Chapter 17: Rollback & Data Migrations
Learning Objectives
By the end of this chapter, you will be able to:
- Apply the expand/contract migration model for safe schema changes
- Use feature flags to maintain rollback capability during releases
- Configure destructive migration approval gates with evidence requirements
- Design a recovery plan for failed data migrations
Start with the video for the concept overview, then work through each lesson section.
A database migration runs, fails, and corrupts data. You roll back the application code, but the schema is already changed. In this final chapter, we tackle the Point-of-No-Return problem by implementing atomic code and data rollback procedures.
1. The Problem: The “Point-of-No-Return”
Database migrations are inherently risky because they change the persistent state of the system. If a migration fails halfway through, a standard GitOps rollback of the application code is not enough—the application will still fail because the database schema is in an inconsistent or incompatible state.
2. The Concept: Atomic Recovery
We treat stateful changes as a synchronized operation between code and data.
- Expand-Contract Pattern: We avoid breaking changes by separating “Adding” from “Removing” across two releases.
- Backup-Before-Migrate: We ensure a fresh backup or PITR checkpoint exists immediately before any schema change.
- Point-in-Time Recovery (PITR): We use CloudNativePG to restore the database to the exact millisecond before the migration started.
3. The Code: PITR Recovery
Our sre/ repo uses CloudNativePG’s native recovery objects to automate stateful rollbacks.
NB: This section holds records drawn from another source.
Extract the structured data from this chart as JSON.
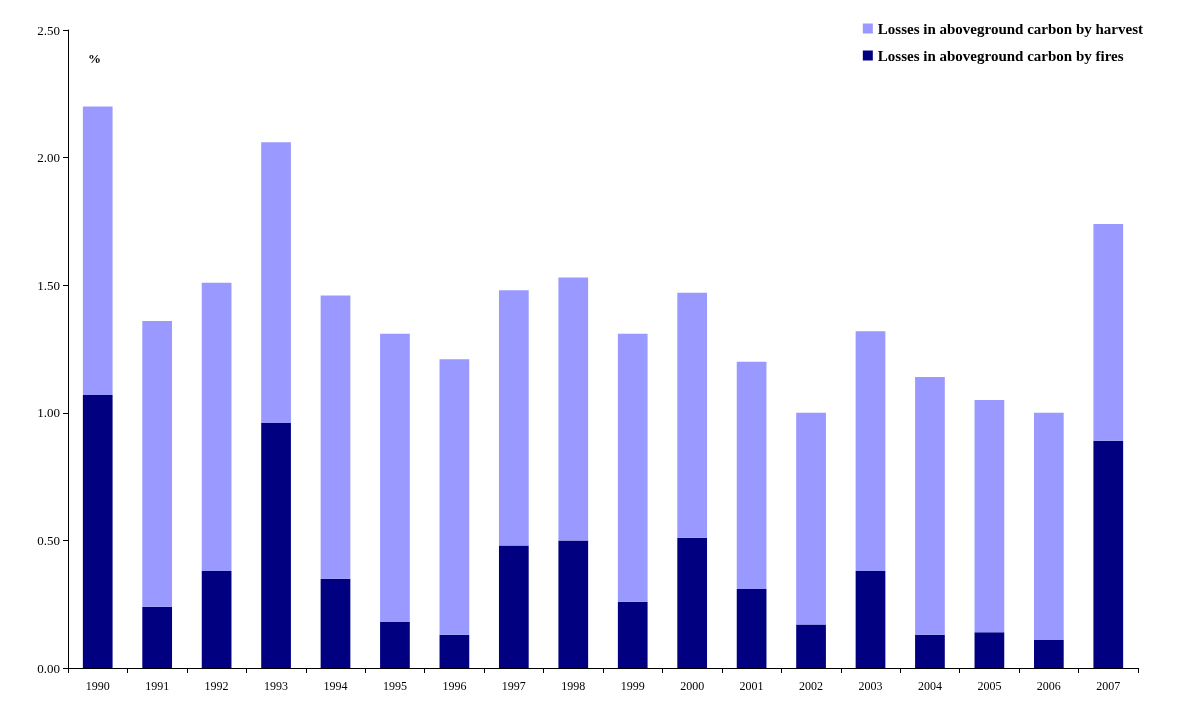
{
  "chart_data": {
    "type": "bar",
    "ylabel": "%",
    "stacked": true,
    "categories": [
      "1990",
      "1991",
      "1992",
      "1993",
      "1994",
      "1995",
      "1996",
      "1997",
      "1998",
      "1999",
      "2000",
      "2001",
      "2002",
      "2003",
      "2004",
      "2005",
      "2006",
      "2007"
    ],
    "series": [
      {
        "name": "Losses in aboveground carbon by fires",
        "color": "#000080",
        "values": [
          1.07,
          0.24,
          0.38,
          0.96,
          0.35,
          0.18,
          0.13,
          0.48,
          0.5,
          0.26,
          0.51,
          0.31,
          0.17,
          0.38,
          0.13,
          0.14,
          0.11,
          0.89
        ]
      },
      {
        "name": "Losses in aboveground carbon by harvest",
        "color": "#9999ff",
        "values": [
          1.13,
          1.12,
          1.13,
          1.1,
          1.11,
          1.13,
          1.08,
          1.0,
          1.03,
          1.05,
          0.96,
          0.89,
          0.83,
          0.94,
          1.01,
          0.91,
          0.89,
          0.85
        ]
      }
    ],
    "ylim": [
      0,
      2.5
    ],
    "yticks": [
      {
        "value": 0,
        "label": "0.00"
      },
      {
        "value": 0.5,
        "label": "0.50"
      },
      {
        "value": 1,
        "label": "1.00"
      },
      {
        "value": 1.5,
        "label": "1.50"
      },
      {
        "value": 2,
        "label": "2.00"
      },
      {
        "value": 2.5,
        "label": "2.50"
      }
    ],
    "grid": false,
    "legend": "top right"
  }
}
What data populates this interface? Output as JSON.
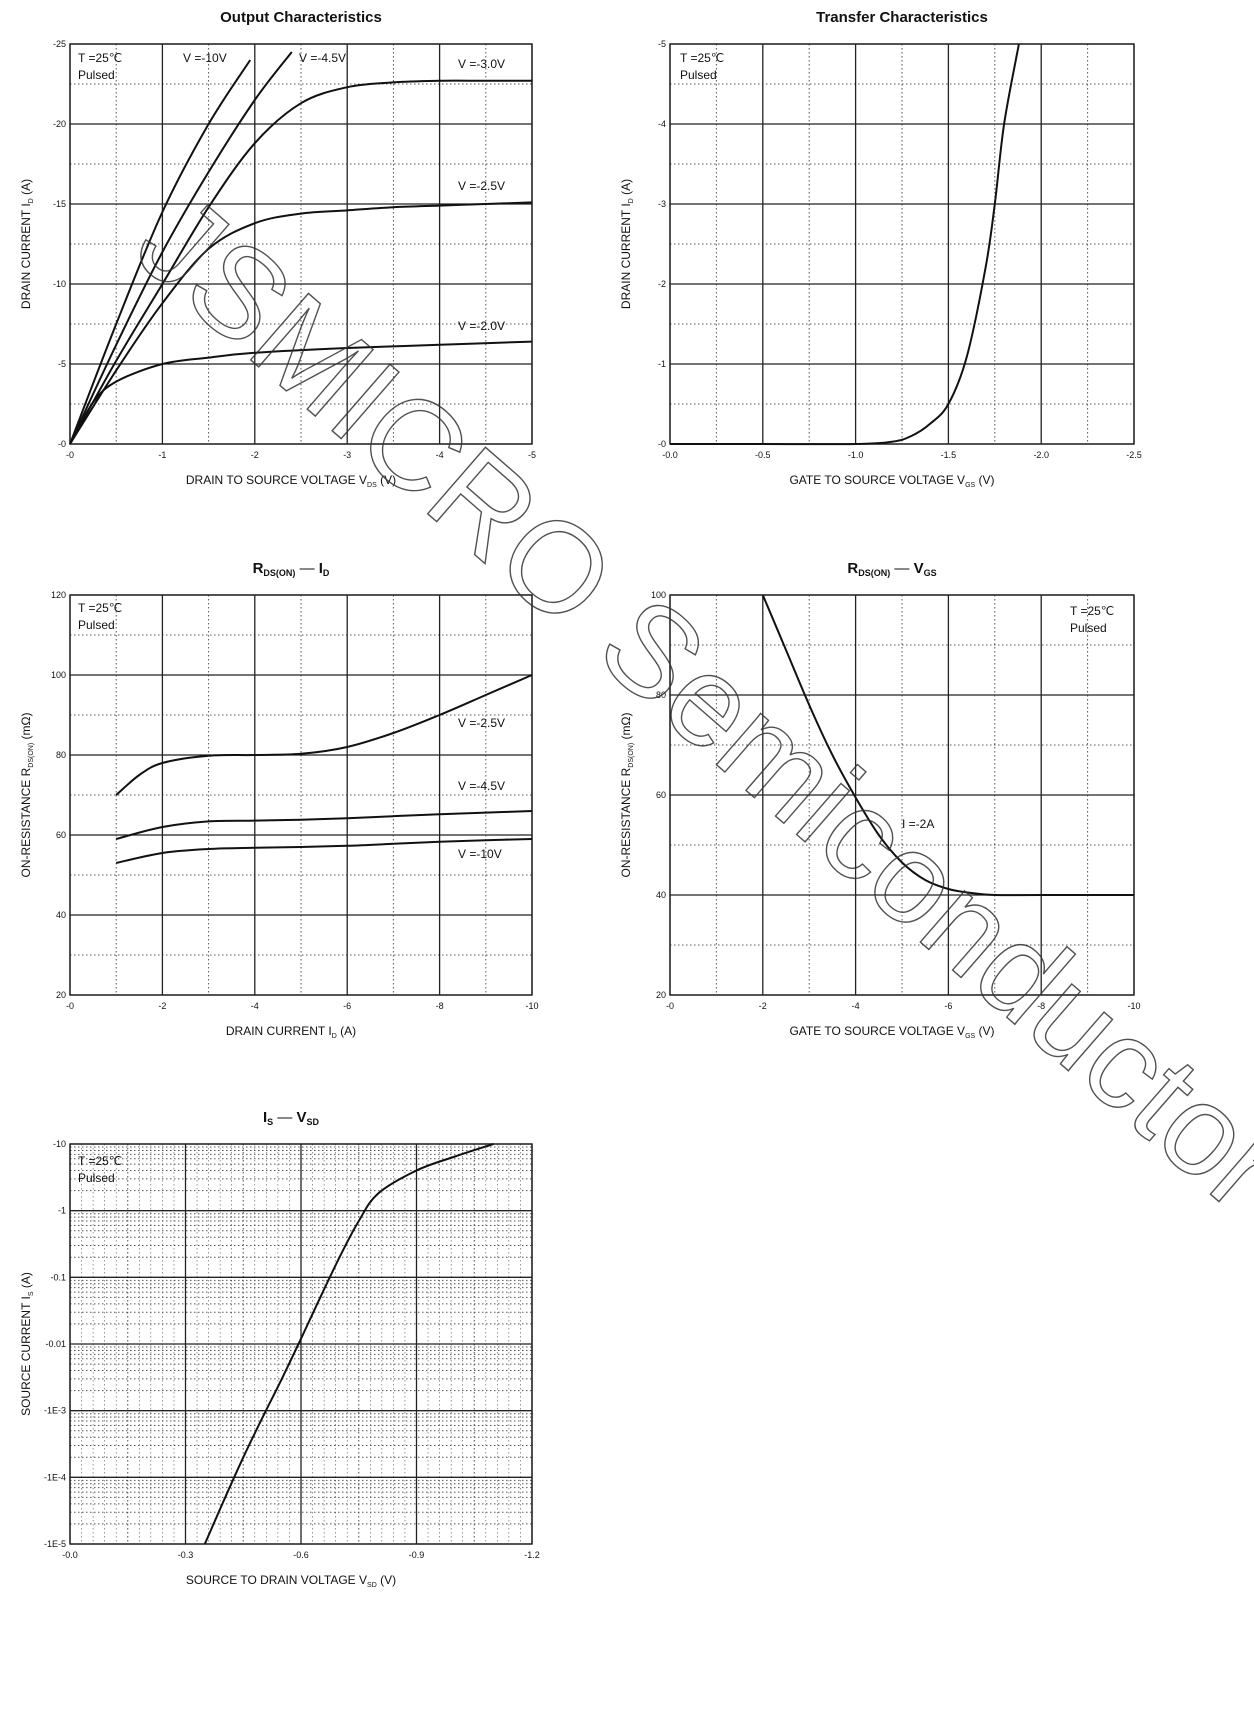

This allows us to “revert” the database state just as easily as we revert a Git commit.
CloudNativePG cluster baseline
flux/infrastructure/data/cnpg-clusters/develop/cluster.yamlflux/infrastructure/data/cnpg-clusters/develop/kustomization.yamlflux/infrastructure/data/cnpg-clusters/develop/scheduled-backup.yamlflux/infrastructure/data/cnpg-clusters/production/cluster.yamlflux/infrastructure/data/cnpg-clusters/production/kustomization.yamlflux/infrastructure/data/cnpg-clusters/production/postgres-app-secret.yamlflux/infrastructure/data/cnpg-clusters/production/scheduled-backup.yamlflux/infrastructure/data/cnpg-clusters/staging/cluster.yamlflux/infrastructure/data/cnpg-clusters/staging/kustomization.yamlflux/infrastructure/data/cnpg-clusters/staging/scheduled-backup.yaml
4. The Guardrail: Pre-Migration Checkpoint
We never run a migration blindly. We enforce a guardrail that requires a manual or automated “snapshot” of the database before any DDL statements are executed. This provides a guaranteed safety net for even the most complex migrations.
5. Verification: Did I Get It?
Verify your database health and capture a pre-migration checkpoint:
# Check current PITR status
kubectl get cluster -n develop <cluster-name> -o yaml | grep "firstBackup"
# Capture the current timestamp for a potential restore
date -u +"%Y-%m-%dT%H:%M:%SZ"
Expected Output: You should have a valid backup history and a clear timestamp to use for a PITR restore if the migration fails.